LOS ANGELES (Reuters) - California Governor Jerry Brown signed into law on Friday a bill to raise gasoline taxes and other transportation-related fees for the first time in decades in an ambitious $52 billion plan to repair the state’s long-neglected roads and bridges.
The measure will increase excise taxes on gasoline by 12 cents per gallon, from the current rate of 28 cents, and on diesel fuel by 20 cents per gallon over the next 10 years. It will go into effect in November.
The bill cleared the state legislature three weeks ago, on the strength of a two-thirds super-majority the Democrats wield in both houses that allows them to pass new taxes with little or no Republican support.
Republicans condemned the increases, saying the state’s transportation taxes and fees are already among the highest in the nation.
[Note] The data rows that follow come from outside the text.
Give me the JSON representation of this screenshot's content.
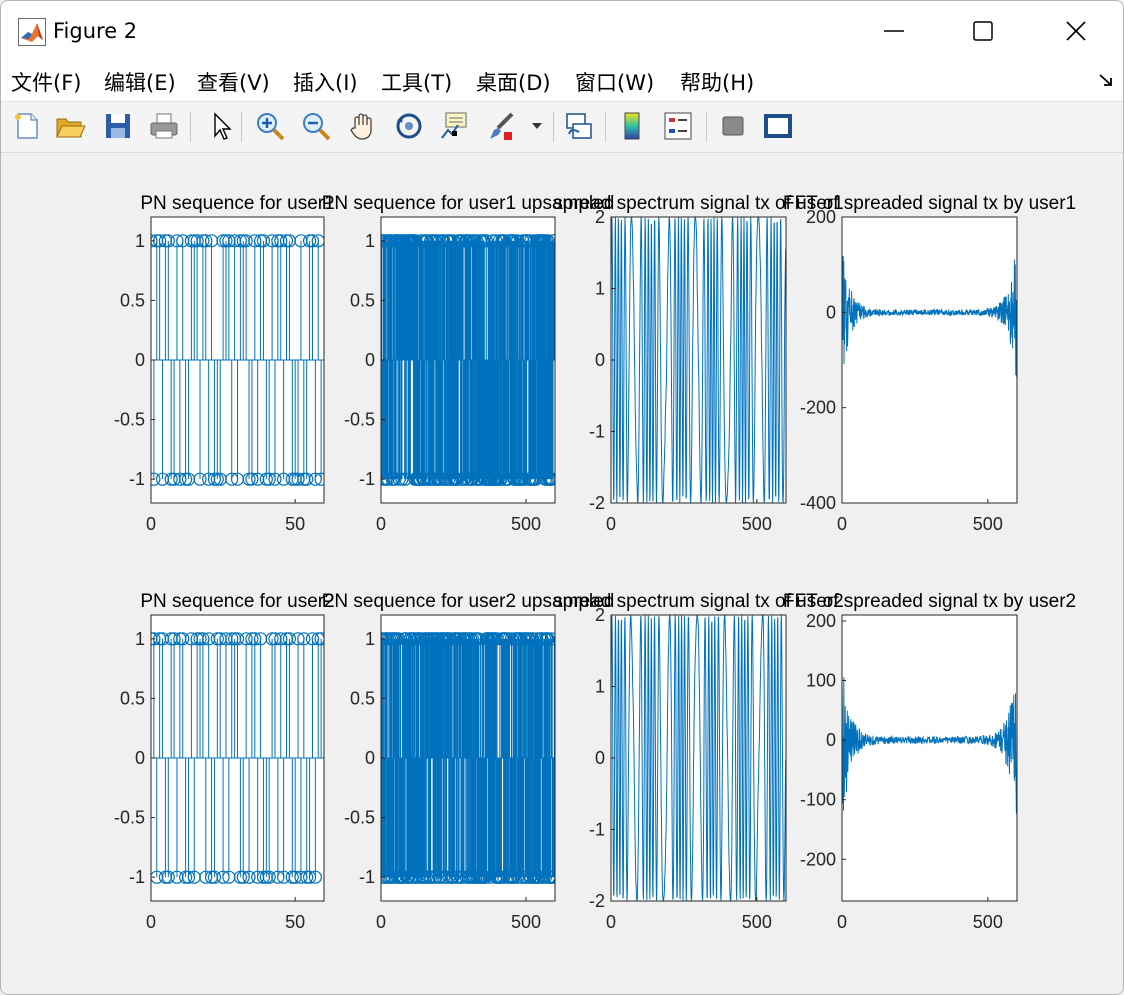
{
  "window": {
    "title": "Figure 2",
    "controls": [
      "minimize",
      "maximize",
      "close"
    ]
  },
  "menu": {
    "items": [
      "文件(F)",
      "编辑(E)",
      "查看(V)",
      "插入(I)",
      "工具(T)",
      "桌面(D)",
      "窗口(W)",
      "帮助(H)"
    ],
    "shortcut_underline": [
      "F",
      "E",
      "V",
      "I",
      "T",
      "D",
      "W",
      "H"
    ]
  },
  "toolbar": {
    "icons": [
      "new-figure-icon",
      "open-file-icon",
      "save-icon",
      "print-icon",
      "select-arrow-icon",
      "zoom-in-icon",
      "zoom-out-icon",
      "pan-icon",
      "rotate-3d-icon",
      "data-cursor-icon",
      "brush-icon",
      "brush-dropdown-icon",
      "link-plot-icon",
      "colorbar-icon",
      "legend-icon",
      "hide-plot-tools-icon",
      "show-plot-tools-icon"
    ]
  },
  "colors": {
    "line": "#0072bd",
    "axes_bg": "#ffffff",
    "figure_bg": "#f0f0f0"
  },
  "chart_data": [
    {
      "type": "stem",
      "title": "PN sequence for user1",
      "xlim": [
        0,
        60
      ],
      "ylim": [
        -1.2,
        1.2
      ],
      "xticks": [
        0,
        50
      ],
      "yticks": [
        1,
        0.5,
        0,
        -0.5,
        -1
      ],
      "ytick_labels": [
        "1",
        "0.5",
        "0",
        "-0.5",
        "-1"
      ],
      "values": [
        1,
        -1,
        1,
        1,
        -1,
        1,
        1,
        -1,
        -1,
        1,
        -1,
        1,
        -1,
        -1,
        1,
        1,
        1,
        -1,
        1,
        1,
        -1,
        1,
        -1,
        -1,
        -1,
        1,
        1,
        1,
        -1,
        1,
        -1,
        1,
        1,
        1,
        -1,
        -1,
        1,
        -1,
        1,
        1,
        -1,
        -1,
        1,
        -1,
        1,
        1,
        -1,
        1,
        1,
        -1,
        -1,
        -1,
        1,
        -1,
        -1,
        1,
        1,
        -1,
        1,
        -1
      ]
    },
    {
      "type": "stem",
      "title": "PN sequence for user1 upsampled",
      "xlim": [
        0,
        600
      ],
      "ylim": [
        -1.2,
        1.2
      ],
      "xticks": [
        0,
        500
      ],
      "yticks": [
        1,
        0.5,
        0,
        -0.5,
        -1
      ],
      "ytick_labels": [
        "1",
        "0.5",
        "0",
        "-0.5",
        "-1"
      ],
      "dense": true
    },
    {
      "type": "line",
      "title": "spread spectrum signal tx of user1",
      "xlim": [
        0,
        600
      ],
      "ylim": [
        -2,
        2
      ],
      "xticks": [
        0,
        500
      ],
      "yticks": [
        2,
        1,
        0,
        -1,
        -2
      ],
      "ytick_labels": [
        "2",
        "1",
        "0",
        "-1",
        "-2"
      ],
      "dense": true
    },
    {
      "type": "line",
      "title": "FFT of spreaded signal tx by user1",
      "xlim": [
        0,
        600
      ],
      "ylim": [
        -400,
        200
      ],
      "xticks": [
        0,
        500
      ],
      "yticks": [
        200,
        0,
        -200,
        -400
      ],
      "ytick_labels": [
        "200",
        "0",
        "-200",
        "-400"
      ],
      "dense": true
    },
    {
      "type": "stem",
      "title": "PN sequence for user2",
      "xlim": [
        0,
        60
      ],
      "ylim": [
        -1.2,
        1.2
      ],
      "xticks": [
        0,
        50
      ],
      "yticks": [
        1,
        0.5,
        0,
        -0.5,
        -1
      ],
      "ytick_labels": [
        "1",
        "0.5",
        "0",
        "-0.5",
        "-1"
      ],
      "values": [
        1,
        1,
        -1,
        1,
        1,
        -1,
        -1,
        1,
        1,
        -1,
        1,
        1,
        -1,
        -1,
        1,
        -1,
        1,
        1,
        1,
        -1,
        1,
        -1,
        -1,
        1,
        1,
        -1,
        1,
        -1,
        1,
        1,
        1,
        -1,
        -1,
        1,
        -1,
        1,
        1,
        -1,
        1,
        -1,
        -1,
        -1,
        1,
        1,
        -1,
        1,
        -1,
        1,
        1,
        -1,
        -1,
        1,
        -1,
        1,
        -1,
        -1,
        1,
        -1,
        1,
        1
      ]
    },
    {
      "type": "stem",
      "title": "PN sequence for user2 upsampled",
      "xlim": [
        0,
        600
      ],
      "ylim": [
        -1.2,
        1.2
      ],
      "xticks": [
        0,
        500
      ],
      "yticks": [
        1,
        0.5,
        0,
        -0.5,
        -1
      ],
      "ytick_labels": [
        "1",
        "0.5",
        "0",
        "-0.5",
        "-1"
      ],
      "dense": true
    },
    {
      "type": "line",
      "title": "spread spectrum signal tx of user2",
      "xlim": [
        0,
        600
      ],
      "ylim": [
        -2,
        2
      ],
      "xticks": [
        0,
        500
      ],
      "yticks": [
        2,
        1,
        0,
        -1,
        -2
      ],
      "ytick_labels": [
        "2",
        "1",
        "0",
        "-1",
        "-2"
      ],
      "dense": true
    },
    {
      "type": "line",
      "title": "FFT of spreaded signal tx by user2",
      "xlim": [
        0,
        600
      ],
      "ylim": [
        -270,
        210
      ],
      "xticks": [
        0,
        500
      ],
      "yticks": [
        200,
        100,
        0,
        -100,
        -200
      ],
      "ytick_labels": [
        "200",
        "100",
        "0",
        "-100",
        "-200"
      ],
      "dense": true
    }
  ]
}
They call the measure the largest gasoline tax in California’s history.
“Californians got a lemon of a gas and car tax hike today,” Senate Republican leader Patricia Bates said.
The average motorist in California, a state renowned for its car culture, will see transportation costs rise by about $10 a month, the bill’s supporters say.
The governor insisted the pain of higher taxes would be more than offset by economic benefits.
“Safe and smooth roads make California a better place to live and strengthen our economy,” Brown said. “This legislation will put thousands of people to work.”
Brown, a Democrat who has governed largely as a fiscal moderate, refused to back any plan that involved borrowing money to shore up a sagging transportation system that has gone unrepaired and unexpanded for decades.
Supporters say the measure is needed to address a mounting backlog of deferred maintenance projects, including more than 500 bridges statewide requiring major repair, most of which are considered structurally deficient.
The fuel tax increases, together with higher vehicle registration fees and a new $100 annual fee on owners of electric-only vehicles, would raise $5.2 billion a year, all earmarked for road, highway and bridge repairs, along with mass transit and anti-congestion projects.
To address concerns that those revenues might end up diverted elsewhere in the budget, the bill calls for a state constitutional amendment to be placed on the June 2018 ballot that would, if approved, prohibit spending the funds on anything but transportation.
Supporters foresee creation of hundreds of thousands of jobs over the next decade, based on a federal formula that projects gains of some 13,000 jobs for every $1 billion of investment.